3. If the function detects only times other than change points in the time series data, the false positive function detects the complement of the set of times output by the function. The apparatus according to claim 1.
4. Each of the multiple functions detects the time of some of the change points in the time series data, and also detects the time of other change points. If the union of the time sets of each of the aforementioned functions that detects each change point includes the set of change points, the false positive function detects the union of the sets that each of the aforementioned functions detects. The apparatus according to claim 1.

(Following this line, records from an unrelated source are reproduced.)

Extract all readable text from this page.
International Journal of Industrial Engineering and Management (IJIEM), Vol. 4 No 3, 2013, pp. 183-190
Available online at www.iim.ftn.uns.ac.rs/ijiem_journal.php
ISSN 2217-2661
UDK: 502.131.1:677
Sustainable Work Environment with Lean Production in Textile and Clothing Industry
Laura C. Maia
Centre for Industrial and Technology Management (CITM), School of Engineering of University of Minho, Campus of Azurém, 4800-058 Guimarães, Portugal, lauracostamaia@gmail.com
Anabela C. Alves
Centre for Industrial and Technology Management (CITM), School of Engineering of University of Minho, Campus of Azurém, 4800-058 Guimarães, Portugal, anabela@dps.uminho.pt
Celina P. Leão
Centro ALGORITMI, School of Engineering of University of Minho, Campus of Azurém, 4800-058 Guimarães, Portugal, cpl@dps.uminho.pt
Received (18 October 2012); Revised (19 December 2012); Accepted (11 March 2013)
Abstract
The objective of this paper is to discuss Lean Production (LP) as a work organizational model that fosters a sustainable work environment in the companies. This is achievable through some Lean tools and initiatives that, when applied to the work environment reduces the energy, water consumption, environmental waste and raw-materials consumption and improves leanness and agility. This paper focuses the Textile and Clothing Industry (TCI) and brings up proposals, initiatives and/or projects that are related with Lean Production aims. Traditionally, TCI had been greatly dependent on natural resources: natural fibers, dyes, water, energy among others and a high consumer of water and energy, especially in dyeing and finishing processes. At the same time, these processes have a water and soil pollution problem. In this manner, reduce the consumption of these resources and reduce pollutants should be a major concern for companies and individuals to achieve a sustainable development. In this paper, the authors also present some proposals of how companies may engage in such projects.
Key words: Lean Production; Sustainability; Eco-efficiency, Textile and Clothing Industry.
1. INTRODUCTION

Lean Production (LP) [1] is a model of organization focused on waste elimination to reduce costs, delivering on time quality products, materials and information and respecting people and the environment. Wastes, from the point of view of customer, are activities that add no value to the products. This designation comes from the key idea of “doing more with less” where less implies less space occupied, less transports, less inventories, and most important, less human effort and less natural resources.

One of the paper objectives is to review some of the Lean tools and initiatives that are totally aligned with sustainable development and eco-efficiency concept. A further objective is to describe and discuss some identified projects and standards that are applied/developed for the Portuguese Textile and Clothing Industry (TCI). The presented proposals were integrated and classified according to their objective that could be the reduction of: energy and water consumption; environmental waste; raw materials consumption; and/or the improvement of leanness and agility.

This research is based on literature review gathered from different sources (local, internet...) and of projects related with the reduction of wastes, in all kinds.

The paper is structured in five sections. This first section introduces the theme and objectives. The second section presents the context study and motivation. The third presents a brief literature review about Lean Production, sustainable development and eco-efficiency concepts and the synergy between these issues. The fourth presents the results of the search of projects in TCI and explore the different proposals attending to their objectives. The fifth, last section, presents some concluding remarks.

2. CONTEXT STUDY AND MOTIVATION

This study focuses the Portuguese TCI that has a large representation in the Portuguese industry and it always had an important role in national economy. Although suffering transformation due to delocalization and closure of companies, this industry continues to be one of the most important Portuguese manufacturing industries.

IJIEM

5. The computer stores definition data in a memory device that identifies a false positive function that detects all time points that constitute change points as candidate change points in time series data, as well as time points other than change points, and a false negative function that detects the time points of some of the change points as candidate change points in time series data, and does not detect time points other than the change points. The computer outputs as change points the time periods in which the false positive function detects change point candidates from the time series data to be processed, and the time periods in which the false negative function detects change point candidates from the time series data to be processed. If the aforementioned definition data identifies multiple functions as false negative functions, The computer outputs as the change point any of the multiple functions of the false negative function that it detects as a change point candidate from the time series data to be processed, within the time periods that the false positive function detects as change point candidates. Processing method.
6. A program for causing a computer to function as a processing device according to any one of claims 1 to 4.